I got into a routine. It sounds stupid, but I did. People cope, I guess.

There’s a convention: If someone has cancer, they’re “brave” and “fighting.” If someone is having problems with their mind, that person is only ever “struggling.” This is, on one level, stupid and offensive. I mean, the people who die of cancer—what, they didn’t fight hard enough? They weren’t brave enough?

But on another level, when it comes to the mind breaking down, it’s not wrong that you struggle. I struggled. Everything was hard. Getting up. Getting dressed. Going to school.

The voice would say:

“Change into something prettier. You look like a ******** bum.”

It would say:

“Walk up and down the stairs fifty times. You’re getting a fat ass.”

It would say:

“You’re so ******** pathetic, that’s why you have no friends.”

It would say:

“Open your mouth to reply to that cute boy who has ACTUALLY STOPPED AND SPOKEN TO YOU IN THE CAFETERIA AS IF YOU’RE A REAL, VISIBLE PERSON, AND ACTUALLY SEEMS INTERESTED IN YOU, and I will make your dad die in an accident.”

I’m paraphrasing—not the dying-in-an-accident bit, the boy bit.

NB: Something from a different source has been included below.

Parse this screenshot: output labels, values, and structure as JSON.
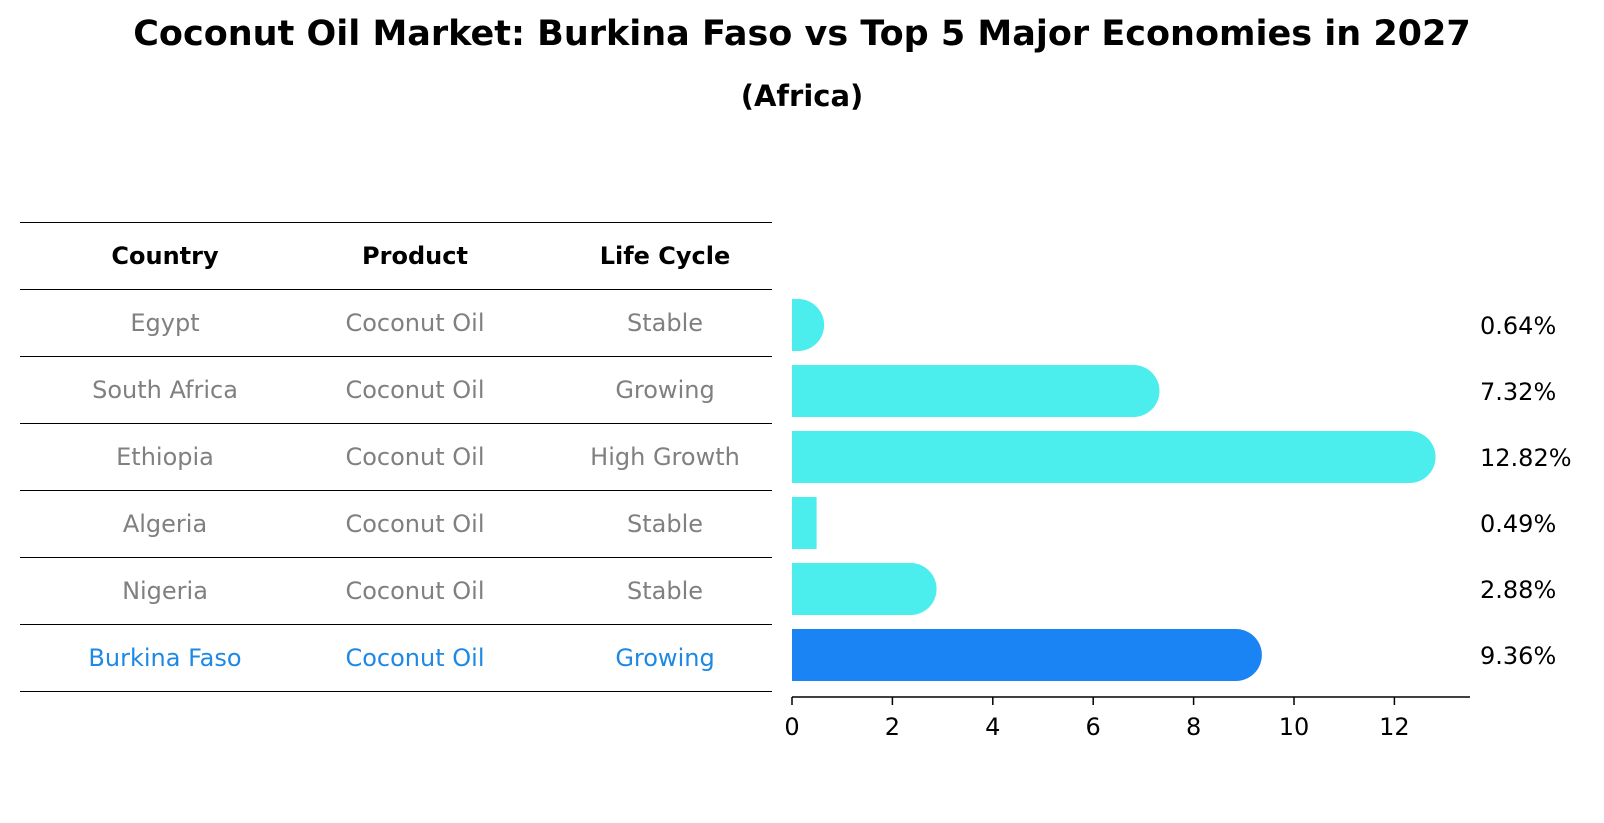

And I kept my mouth shut. It didn’t make much difference at school. I never had any friends anyway. I was a freak and a weirdo. I sat alone, I worked alone. The voice let me speak to teachers if they asked a direct question, and if I obeyed it in all other things. It even let me finish King Lear and write a short assignment on it. I guess the voice considered Shakespeare un-fun enough that it was not verboten.

At home, I noticed that the voice was always loudest in my room. So I moved out—I mean, not out entirely, but to the little apartment above the garage, the one Dad would rent to kids working summer jobs at the amusement park.

Your apartment.

But back then it was mine. I laid out all the books I’d borrowed from the library in the little sitting room and kept the bedroom tidy; the voice made sure of that. I even cooked a couple of times in the kitchen when Dad was at Donato’s. Simple stuff: pasta, steak.

Like I said, when I was reading, as long as it wasn’t something fun, the voice left me alone. And especially when I was in the apartment. I don’t know why; I guess I would speculate that it was because my own room held more memories of my mother in it, invisible but there, like dust in dark air.